5. La conformité réglementaire et les exports
Avec la CSRD applicable aux grandes entreprises dès l’exercice 2024 et aux PME cotées dès 2026, les exports doivent être alignés sur les standards ESRS (European Sustainability Reporting Standards), notamment E1 (changement climatique).
6. Le coût total de possession
Les modèles de pricing varient fortement : abonnement SaaS mensuel ou annuel, tarification à l’entité, au siège, ou au volume de données. Pour une PME, les budgets s’échelonnent généralement de 3 000 à 15 000 € / an. Pour un groupe international, les licences peuvent dépasser 100 000 € / an.

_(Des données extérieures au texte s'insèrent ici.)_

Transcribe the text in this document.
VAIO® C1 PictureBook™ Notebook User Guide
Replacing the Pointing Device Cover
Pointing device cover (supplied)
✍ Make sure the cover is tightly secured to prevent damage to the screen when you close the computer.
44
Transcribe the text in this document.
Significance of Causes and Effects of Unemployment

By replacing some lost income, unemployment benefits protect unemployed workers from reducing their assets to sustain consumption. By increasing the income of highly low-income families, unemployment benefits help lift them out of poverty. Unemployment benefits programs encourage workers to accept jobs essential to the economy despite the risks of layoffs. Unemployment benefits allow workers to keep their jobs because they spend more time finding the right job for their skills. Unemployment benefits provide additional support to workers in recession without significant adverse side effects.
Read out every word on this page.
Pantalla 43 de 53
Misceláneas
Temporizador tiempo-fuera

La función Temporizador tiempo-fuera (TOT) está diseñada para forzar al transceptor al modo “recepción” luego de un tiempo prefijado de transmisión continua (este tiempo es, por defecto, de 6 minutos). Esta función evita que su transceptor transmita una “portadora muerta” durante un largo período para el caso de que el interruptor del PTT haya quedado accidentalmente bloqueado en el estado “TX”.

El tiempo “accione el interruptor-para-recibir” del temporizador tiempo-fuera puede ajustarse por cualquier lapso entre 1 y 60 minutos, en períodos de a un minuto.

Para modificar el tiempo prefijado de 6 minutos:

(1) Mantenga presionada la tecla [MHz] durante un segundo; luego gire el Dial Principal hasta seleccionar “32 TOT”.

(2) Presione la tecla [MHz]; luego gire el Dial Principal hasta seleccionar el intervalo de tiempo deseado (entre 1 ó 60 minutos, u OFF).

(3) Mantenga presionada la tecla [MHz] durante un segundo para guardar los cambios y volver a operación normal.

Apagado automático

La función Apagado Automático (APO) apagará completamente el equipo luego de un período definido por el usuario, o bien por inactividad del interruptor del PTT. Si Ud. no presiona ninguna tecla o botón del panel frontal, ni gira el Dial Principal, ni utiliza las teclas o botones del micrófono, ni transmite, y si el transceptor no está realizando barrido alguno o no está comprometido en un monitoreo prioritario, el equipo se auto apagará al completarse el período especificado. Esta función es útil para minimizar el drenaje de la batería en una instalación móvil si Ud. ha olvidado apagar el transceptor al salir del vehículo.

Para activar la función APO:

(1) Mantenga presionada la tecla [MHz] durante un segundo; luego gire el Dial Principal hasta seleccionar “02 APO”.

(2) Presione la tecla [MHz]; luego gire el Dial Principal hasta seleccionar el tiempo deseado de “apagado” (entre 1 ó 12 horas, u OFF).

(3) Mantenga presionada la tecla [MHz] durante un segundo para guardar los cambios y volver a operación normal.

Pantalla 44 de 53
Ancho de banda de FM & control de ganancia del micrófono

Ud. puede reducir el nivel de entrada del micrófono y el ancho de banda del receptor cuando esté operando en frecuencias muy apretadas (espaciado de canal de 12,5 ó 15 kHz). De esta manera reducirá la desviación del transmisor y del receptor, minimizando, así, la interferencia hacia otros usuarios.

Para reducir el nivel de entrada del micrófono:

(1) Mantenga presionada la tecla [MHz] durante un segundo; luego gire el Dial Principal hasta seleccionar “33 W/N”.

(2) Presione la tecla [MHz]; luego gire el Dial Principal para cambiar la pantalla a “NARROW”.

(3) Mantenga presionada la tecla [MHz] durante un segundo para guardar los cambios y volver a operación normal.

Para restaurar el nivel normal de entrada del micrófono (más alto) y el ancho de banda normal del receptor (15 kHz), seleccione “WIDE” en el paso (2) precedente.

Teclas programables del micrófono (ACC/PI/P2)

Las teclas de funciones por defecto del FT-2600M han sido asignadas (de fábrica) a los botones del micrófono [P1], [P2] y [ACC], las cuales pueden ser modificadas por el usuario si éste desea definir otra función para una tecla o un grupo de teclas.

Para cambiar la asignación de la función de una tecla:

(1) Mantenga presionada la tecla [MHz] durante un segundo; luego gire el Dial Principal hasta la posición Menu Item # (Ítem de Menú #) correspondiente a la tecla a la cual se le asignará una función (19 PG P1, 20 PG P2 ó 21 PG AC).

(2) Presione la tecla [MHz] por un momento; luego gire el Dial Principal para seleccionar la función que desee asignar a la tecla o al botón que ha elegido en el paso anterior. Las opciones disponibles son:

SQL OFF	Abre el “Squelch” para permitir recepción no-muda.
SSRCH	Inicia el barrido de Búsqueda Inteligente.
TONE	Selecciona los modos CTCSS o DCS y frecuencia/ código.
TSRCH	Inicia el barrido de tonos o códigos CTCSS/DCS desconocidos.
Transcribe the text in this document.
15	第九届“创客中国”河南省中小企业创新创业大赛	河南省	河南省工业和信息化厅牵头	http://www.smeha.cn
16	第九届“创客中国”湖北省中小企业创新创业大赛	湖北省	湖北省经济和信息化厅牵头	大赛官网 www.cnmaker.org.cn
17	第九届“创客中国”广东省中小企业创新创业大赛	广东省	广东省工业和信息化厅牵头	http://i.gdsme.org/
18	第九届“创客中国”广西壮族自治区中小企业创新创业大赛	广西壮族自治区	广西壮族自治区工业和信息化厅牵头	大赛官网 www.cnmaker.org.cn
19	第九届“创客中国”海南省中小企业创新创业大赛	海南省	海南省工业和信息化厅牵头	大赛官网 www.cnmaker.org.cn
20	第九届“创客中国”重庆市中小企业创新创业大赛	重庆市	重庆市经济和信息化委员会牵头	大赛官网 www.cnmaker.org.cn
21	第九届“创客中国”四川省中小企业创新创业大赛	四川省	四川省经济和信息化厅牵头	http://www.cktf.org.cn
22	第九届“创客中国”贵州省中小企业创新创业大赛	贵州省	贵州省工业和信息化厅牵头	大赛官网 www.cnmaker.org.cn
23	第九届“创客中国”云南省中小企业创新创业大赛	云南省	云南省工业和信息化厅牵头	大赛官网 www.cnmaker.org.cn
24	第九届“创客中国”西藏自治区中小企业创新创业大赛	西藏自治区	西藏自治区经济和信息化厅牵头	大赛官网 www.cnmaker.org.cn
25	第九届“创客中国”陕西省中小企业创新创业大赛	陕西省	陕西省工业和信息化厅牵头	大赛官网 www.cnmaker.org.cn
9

Comparatif détaillé : 8 logiciels de bilan carbone en 2026
Le panorama ci-dessous couvre un spectre représentatif du marché, des start-ups spécialisées aux plateformes d’entreprise, en passant par les outils pensés pour les cabinets de conseil et les industriels.
1. Zelio Impact
Positionnement : Zelio Impact est un logiciel français de comptabilité carbone conçu pour répondre à trois cas d’usage souvent mal couverts par les autres acteurs du marché : les bilans multi-entités pour les groupes et réseaux, la pratique en mode cabinet de conseil (avec marque blanche), et les bilans industriels intégrant une dimension ACV.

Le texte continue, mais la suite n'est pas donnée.